Daniel Deshays (concepteur sonore et ingénieur du son, responsable du département
Son à l’ENSATT - École Nationale des Arts et Techniques du Théâtre) Bander le son
Faut-il panser ainsi des blessures reçues depuis tant d’années ou bien bander l’arc qui décoche des flèches sonores aussi discrètes qu’efficientes sur la surface du sensible ? Parler de bande son au théâtre c’est assurément ramener la totalité de la question sonore à son état soit disant « fixé ». Or la question sonore dépasse largement tout support de transit ; elle recouvre les questions de distribution spatiale, de réponse acoustique des dispositifs scénographique dans la qualité de leur diversité, mais aussi et plus largement la qualité des émetteurs dont font partie les voix des acteurs, sans oublier les conditions de l’écoute en salle. Cependant, parler de bande son fait apparaître l’idée d’une construction globale de la forme de l’écriture sonore assemblée sur la table de ses opérations, même si le support « bande » auquel cette idée réfère n’existe plus. S’il y a nécessité de placer le son sur une bande c’est qu’il est question d’insérer dans le vivant du spectacle des éléments, issus du réel ou non, qui doivent tendre à s’homogénéiser dans une forme unique. Celle-ci doit s’adapter à l’œuvre autant qu’à sa mise en scène, à sa scénographie, à ses costumes c’est-à-dire à l’ensemble des éléments qui, associés, forment un tout, toujours dans l’autonomie des mouvements de ses constituants, et qui s’appelle le théâtre. Au théâtre, la « bande » serait alors le lieu potentiel de la construction de la forme sonore du spectacle. La radio possèderait-elle une bande, tant le flux de son « temps réel » parvient toujours à la rendre invisible… ? Quant au cinéma, l’aspect éditorial et industriel de ce champ authentifie l’existence de ce support : à une bande image fait face une bande son. La construction synchronique du montage est le lieu même de sa confirmation. La vidéo a achevé de confirmer la symétrie de cet ancrage par la constitution d’un même temps machinique ouvert dès la capture sur un même support. S’il y a intérêt à mettre en conscience l’existence d’un son dans sa confrontation à l’image, c’est par la constitution de son autonomie, pour que cette « bande » soit une construction, qui puisse être conçue comme parallèle à l’image, une sorte de bande de Mœbius dans l’épaisseur de laquelle le cinéma puisse s’entendre davantage.

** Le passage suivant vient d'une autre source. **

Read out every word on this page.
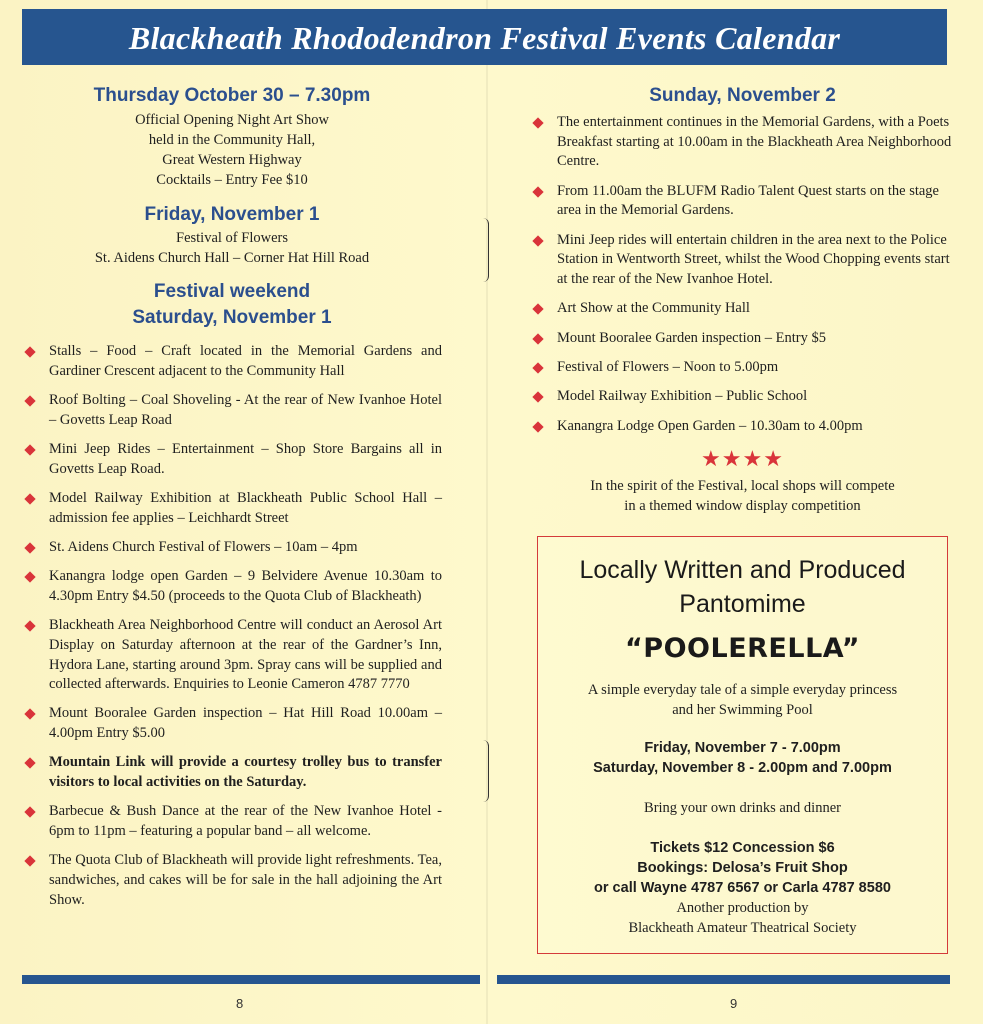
Blackheath Rhododendron Festival Events Calendar
Thursday October 30 – 7.30pm
Official Opening Night Art Show
held in the Community Hall,
Great Western Highway
Cocktails – Entry Fee $10
Friday, November 1
Festival of Flowers
St. Aidens Church Hall – Corner Hat Hill Road
Festival weekend
Saturday, November 1
Stalls – Food – Craft located in the Memorial Gardens and Gardiner Crescent adjacent to the Community Hall
Roof Bolting – Coal Shoveling - At the rear of New Ivanhoe Hotel – Govetts Leap Road
Mini Jeep Rides – Entertainment – Shop Store Bargains all in Govetts Leap Road.
Model Railway Exhibition at Blackheath Public School Hall – admission fee applies – Leichhardt Street
St. Aidens Church Festival of Flowers – 10am – 4pm
Kanangra lodge open Garden – 9 Belvidere Avenue 10.30am to 4.30pm Entry $4.50 (proceeds to the Quota Club of Blackheath)
Blackheath Area Neighborhood Centre will conduct an Aerosol Art Display on Saturday afternoon at the rear of the Gardner’s Inn, Hydora Lane, starting around 3pm. Spray cans will be supplied and collected afterwards. Enquiries to Leonie Cameron 4787 7770
Mount Booralee Garden inspection – Hat Hill Road 10.00am – 4.00pm Entry $5.00
Mountain Link will provide a courtesy trolley bus to transfer visitors to local activities on the Saturday.
Barbecue & Bush Dance at the rear of the New Ivanhoe Hotel - 6pm to 11pm – featuring a popular band – all welcome.
The Quota Club of Blackheath will provide light refreshments. Tea, sandwiches, and cakes will be for sale in the hall adjoining the Art Show.
Sunday, November 2
The entertainment continues in the Memorial Gardens, with a Poets Breakfast starting at 10.00am in the Blackheath Area Neighborhood Centre.
From 11.00am the BLUFM Radio Talent Quest starts on the stage area in the Memorial Gardens.
Mini Jeep rides will entertain children in the area next to the Police Station in Wentworth Street, whilst the Wood Chopping events start at the rear of the New Ivanhoe Hotel.
Art Show at the Community Hall
Mount Booralee Garden inspection – Entry $5
Festival of Flowers – Noon to 5.00pm
Model Railway Exhibition – Public School
Kanangra Lodge Open Garden – 10.30am to 4.00pm
★★★★
In the spirit of the Festival, local shops will compete
in a themed window display competition
Locally Written and Produced
Pantomime
“POOLERELLA”
A simple everyday tale of a simple everyday princess
and her Swimming Pool
Friday, November 7 - 7.00pm
Saturday, November 8 - 2.00pm and 7.00pm
Bring your own drinks and dinner
Tickets $12 Concession $6
Bookings: Delosa’s Fruit Shop
or call Wayne 4787 6567 or Carla 4787 8580
Another production by
Blackheath Amateur Theatrical Society
8	9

Guillaume Trivulce (étudiant en Études théâtrales, Université Paris 3-Sorbonne Nouvelle, chercheur associé à la BnF-département Arts du spectacle) Comment la notion de « bande son » est-elle apparue au théâtre ? Une réflexion à partir des archives sonores de la Comédie-Française (1950-2000)
En nous appuyant sur les fonds d’archives de la Comédie-Française et sur les entretiens que nous ont accordés plusieurs régisseurs et réalisateurs son, dont les témoignages couvrent la période 1950-2000, nous reconstituerons la genèse et l’évolution de ce terme au théâtre. Nous tenterons une approche à la fois technique et esthétique du succès de la notion.